Sendo o escopo o parâmetro mais importante de uma tradução, torna-se necessário admitir que uma tradução pode apresentar informações diferentes daquelas constantes no texto-fonte, uma vez que o objetivo do tradutor não consiste necessariamente em oferecer aos destinatários do texto-alvo a mesma informação oferecida pelo produtor original, mas tão-somente em oferecer-lhes a informação que julgar necessária da melhor forma possível em função do objetivo a ser atingido. Quando o escopo de uma tradução é fazer a imitação mais próxima possível da função e dos aspectos sintáticos, semânticos e pragmáticos do texto-fonte no texto-alvo, pode-se falar em uma tradução comunicativa: somente nesse caso é possível descrever a relação de uma tradução com o texto-fonte que lhe corresponde em termos de equivalência.

A fim de possibilitar tanto a análise de originais e traduções como as especificações do escopo e da realização efetiva de uma tradução – bem como a fim de oferecer um método que permita resolver possíveis conflitos entre o escopo do texto original e o escopo pretendido para o texto traduzido –, as teorias especiais da teoria do escopo propõem uma tipologia top-down, que parte dos elementos textuais mais genéricos e torna-se gradativamente mais específica até chegar ao nível do espécime textual particular em que se trabalha.

O primeiro nível de análise diz respeito ao tipo textual, que se divide em três: informativo, que tem como principal objetivo a transmissão de informação; expressivo, que tem como principal objetivo a apresentação de um texto artisticamente organizado; e operativo, que tem como principal objetivo a apresentação de um texto persuasivo.

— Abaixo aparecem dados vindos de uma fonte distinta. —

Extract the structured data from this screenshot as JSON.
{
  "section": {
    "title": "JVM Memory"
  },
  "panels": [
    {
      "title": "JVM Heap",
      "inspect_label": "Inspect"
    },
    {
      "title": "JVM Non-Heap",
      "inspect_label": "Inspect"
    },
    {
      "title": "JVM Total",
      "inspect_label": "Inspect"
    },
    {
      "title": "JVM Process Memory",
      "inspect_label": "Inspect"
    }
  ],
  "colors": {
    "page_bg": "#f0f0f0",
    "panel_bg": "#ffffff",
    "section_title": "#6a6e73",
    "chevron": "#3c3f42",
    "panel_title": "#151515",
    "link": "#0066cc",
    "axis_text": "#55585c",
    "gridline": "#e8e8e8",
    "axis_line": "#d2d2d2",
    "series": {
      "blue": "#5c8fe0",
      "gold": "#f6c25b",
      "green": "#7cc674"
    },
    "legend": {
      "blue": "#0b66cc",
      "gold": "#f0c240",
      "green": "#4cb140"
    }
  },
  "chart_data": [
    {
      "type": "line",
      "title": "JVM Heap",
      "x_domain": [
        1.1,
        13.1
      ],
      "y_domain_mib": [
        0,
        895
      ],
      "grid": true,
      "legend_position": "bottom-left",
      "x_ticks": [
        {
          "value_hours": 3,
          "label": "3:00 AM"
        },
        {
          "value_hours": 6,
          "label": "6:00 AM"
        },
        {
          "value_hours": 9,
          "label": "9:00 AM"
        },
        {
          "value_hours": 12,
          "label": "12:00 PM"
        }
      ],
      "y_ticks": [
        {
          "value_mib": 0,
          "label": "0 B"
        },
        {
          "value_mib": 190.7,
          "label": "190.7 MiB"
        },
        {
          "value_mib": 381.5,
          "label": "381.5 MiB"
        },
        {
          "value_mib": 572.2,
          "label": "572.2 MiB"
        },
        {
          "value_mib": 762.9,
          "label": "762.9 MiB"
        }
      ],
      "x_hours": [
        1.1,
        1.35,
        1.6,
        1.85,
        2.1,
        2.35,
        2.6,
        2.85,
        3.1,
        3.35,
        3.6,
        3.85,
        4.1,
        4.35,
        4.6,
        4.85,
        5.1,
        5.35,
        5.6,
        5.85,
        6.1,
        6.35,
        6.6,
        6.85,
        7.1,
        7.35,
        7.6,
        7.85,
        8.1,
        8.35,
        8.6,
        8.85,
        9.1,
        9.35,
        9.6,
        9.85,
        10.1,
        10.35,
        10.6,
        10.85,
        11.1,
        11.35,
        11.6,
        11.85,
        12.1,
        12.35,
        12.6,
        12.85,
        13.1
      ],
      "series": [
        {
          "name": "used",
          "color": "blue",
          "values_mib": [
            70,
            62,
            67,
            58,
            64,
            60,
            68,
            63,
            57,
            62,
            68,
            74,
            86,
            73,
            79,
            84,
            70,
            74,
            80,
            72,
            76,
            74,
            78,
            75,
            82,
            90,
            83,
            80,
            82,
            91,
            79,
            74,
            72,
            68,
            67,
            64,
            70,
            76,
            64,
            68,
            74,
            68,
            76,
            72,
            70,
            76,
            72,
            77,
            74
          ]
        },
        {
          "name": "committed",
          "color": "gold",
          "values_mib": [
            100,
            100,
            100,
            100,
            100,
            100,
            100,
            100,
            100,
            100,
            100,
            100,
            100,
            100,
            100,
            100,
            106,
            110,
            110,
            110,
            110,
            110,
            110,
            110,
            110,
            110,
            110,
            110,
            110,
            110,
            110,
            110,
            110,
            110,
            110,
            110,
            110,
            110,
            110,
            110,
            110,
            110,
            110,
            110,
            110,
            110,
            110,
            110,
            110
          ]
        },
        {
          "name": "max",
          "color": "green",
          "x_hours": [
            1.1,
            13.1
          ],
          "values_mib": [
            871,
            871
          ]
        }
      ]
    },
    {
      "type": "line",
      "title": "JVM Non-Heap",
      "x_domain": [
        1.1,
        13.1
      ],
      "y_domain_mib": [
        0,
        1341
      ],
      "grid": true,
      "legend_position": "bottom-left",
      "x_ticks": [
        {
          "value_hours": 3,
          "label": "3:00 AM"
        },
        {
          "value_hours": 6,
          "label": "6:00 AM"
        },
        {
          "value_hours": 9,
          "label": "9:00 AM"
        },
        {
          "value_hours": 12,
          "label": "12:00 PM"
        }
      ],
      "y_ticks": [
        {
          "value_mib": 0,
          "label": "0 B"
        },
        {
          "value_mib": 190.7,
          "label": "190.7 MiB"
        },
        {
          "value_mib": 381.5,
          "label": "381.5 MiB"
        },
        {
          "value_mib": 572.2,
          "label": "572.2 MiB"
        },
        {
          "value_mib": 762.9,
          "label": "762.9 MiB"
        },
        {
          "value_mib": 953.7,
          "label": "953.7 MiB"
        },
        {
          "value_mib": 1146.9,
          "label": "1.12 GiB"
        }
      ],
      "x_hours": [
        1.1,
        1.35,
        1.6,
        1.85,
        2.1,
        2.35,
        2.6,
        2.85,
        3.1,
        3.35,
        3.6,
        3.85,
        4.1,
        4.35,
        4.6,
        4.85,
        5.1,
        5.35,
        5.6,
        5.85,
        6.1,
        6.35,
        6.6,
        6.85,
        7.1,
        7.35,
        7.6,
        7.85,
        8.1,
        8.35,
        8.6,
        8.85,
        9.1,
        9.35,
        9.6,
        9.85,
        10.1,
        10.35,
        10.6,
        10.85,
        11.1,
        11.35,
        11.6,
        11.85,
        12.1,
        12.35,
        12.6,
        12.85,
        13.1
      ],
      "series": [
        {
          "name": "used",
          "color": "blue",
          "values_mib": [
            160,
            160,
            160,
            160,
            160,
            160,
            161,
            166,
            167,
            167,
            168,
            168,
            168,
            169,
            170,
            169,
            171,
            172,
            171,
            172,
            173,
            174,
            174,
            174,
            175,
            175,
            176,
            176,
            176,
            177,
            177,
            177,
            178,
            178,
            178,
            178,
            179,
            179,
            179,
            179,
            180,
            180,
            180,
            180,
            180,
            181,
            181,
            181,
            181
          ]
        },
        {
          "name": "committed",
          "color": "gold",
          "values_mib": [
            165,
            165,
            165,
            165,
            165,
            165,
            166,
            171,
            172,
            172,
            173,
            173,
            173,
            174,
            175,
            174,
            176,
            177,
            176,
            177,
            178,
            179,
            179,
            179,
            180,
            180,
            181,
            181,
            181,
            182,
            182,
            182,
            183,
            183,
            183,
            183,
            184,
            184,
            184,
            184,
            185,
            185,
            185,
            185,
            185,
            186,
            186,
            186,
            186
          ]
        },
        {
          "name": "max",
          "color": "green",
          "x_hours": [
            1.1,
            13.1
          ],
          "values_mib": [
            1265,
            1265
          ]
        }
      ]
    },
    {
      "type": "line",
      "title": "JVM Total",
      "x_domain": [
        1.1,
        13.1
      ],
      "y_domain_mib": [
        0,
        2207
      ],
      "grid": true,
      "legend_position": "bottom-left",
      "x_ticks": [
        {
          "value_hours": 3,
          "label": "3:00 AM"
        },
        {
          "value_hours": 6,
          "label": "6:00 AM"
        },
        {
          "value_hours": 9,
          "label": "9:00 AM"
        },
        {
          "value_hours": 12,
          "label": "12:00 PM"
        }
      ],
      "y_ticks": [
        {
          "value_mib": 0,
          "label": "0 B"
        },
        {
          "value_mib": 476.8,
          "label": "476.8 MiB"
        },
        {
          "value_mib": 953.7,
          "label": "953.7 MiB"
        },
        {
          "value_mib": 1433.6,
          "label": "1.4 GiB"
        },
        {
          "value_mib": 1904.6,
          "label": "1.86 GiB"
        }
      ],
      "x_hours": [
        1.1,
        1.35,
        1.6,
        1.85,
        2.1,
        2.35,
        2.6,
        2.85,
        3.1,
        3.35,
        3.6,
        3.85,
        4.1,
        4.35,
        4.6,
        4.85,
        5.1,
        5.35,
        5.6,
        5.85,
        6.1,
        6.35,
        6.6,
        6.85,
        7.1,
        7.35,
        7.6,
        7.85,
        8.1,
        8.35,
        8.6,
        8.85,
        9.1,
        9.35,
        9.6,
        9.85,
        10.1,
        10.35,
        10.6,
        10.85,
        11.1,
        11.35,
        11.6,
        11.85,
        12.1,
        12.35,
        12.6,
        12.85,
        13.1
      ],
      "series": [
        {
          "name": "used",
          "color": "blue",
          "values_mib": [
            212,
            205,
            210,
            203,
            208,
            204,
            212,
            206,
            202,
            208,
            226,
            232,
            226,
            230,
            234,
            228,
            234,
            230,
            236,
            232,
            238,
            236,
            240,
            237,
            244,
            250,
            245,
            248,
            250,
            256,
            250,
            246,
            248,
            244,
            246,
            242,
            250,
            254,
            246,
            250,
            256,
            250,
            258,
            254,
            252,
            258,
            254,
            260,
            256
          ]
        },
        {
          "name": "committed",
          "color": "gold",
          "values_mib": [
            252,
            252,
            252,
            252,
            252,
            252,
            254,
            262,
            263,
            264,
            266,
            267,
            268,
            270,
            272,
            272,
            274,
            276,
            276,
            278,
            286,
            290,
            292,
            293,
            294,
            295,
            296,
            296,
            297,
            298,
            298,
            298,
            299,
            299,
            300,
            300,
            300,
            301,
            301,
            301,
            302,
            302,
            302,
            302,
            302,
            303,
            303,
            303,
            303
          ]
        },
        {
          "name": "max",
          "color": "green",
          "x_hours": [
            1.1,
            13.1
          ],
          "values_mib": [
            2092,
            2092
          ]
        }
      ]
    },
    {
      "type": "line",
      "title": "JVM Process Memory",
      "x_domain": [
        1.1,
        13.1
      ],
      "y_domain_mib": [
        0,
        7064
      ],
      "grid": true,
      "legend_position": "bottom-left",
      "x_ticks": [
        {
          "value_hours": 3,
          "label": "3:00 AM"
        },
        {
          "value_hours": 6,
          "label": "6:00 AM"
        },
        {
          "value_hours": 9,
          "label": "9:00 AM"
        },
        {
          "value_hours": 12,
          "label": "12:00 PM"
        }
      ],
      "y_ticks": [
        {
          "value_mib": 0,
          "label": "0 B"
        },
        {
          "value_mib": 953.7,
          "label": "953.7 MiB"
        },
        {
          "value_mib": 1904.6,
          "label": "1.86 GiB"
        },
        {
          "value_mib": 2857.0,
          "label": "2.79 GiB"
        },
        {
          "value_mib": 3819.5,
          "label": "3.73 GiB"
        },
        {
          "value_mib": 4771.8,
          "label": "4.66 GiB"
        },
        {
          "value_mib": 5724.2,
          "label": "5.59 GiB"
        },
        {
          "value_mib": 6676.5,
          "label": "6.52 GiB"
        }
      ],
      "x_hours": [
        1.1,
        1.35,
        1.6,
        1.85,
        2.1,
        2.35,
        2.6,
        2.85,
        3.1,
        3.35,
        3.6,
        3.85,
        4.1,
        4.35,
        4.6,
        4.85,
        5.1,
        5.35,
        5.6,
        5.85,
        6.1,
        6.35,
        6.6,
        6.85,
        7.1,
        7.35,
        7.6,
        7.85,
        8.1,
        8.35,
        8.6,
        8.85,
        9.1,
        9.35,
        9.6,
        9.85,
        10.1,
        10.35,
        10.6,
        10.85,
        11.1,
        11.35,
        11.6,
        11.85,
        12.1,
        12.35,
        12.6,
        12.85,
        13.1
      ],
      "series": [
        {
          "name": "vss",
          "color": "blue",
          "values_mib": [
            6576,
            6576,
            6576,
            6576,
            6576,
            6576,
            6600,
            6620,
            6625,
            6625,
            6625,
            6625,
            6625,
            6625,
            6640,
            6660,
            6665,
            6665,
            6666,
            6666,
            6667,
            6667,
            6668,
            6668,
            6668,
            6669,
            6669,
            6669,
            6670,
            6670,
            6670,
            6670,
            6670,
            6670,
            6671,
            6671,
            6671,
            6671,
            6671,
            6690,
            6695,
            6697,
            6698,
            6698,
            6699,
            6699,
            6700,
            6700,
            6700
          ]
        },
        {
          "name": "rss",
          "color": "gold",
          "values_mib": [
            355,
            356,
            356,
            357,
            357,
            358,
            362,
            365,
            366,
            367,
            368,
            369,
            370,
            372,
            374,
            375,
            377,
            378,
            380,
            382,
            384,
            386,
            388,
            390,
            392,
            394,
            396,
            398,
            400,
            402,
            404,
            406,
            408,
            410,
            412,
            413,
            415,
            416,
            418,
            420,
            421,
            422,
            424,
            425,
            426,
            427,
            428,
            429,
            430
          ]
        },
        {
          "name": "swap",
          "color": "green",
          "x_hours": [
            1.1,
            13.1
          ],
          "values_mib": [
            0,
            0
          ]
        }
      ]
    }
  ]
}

Dificilmente se encontram espécimes não-híbridos de qualquer uma dessas categorias, mas o tipo textual dominante pode e deve ser usado para resolver conflitos no interior de um mesmo texto. O segundo nível de análise diz respeito à variedade textual, definida como o conjunto de características supraindividuais observáveis em ações comunicativas recorrentes que apresentam padrões característicos de forma e de uso,

enquanto o terceiro e último nível de análise diz respeito às características do espécime textual considerado como texto único.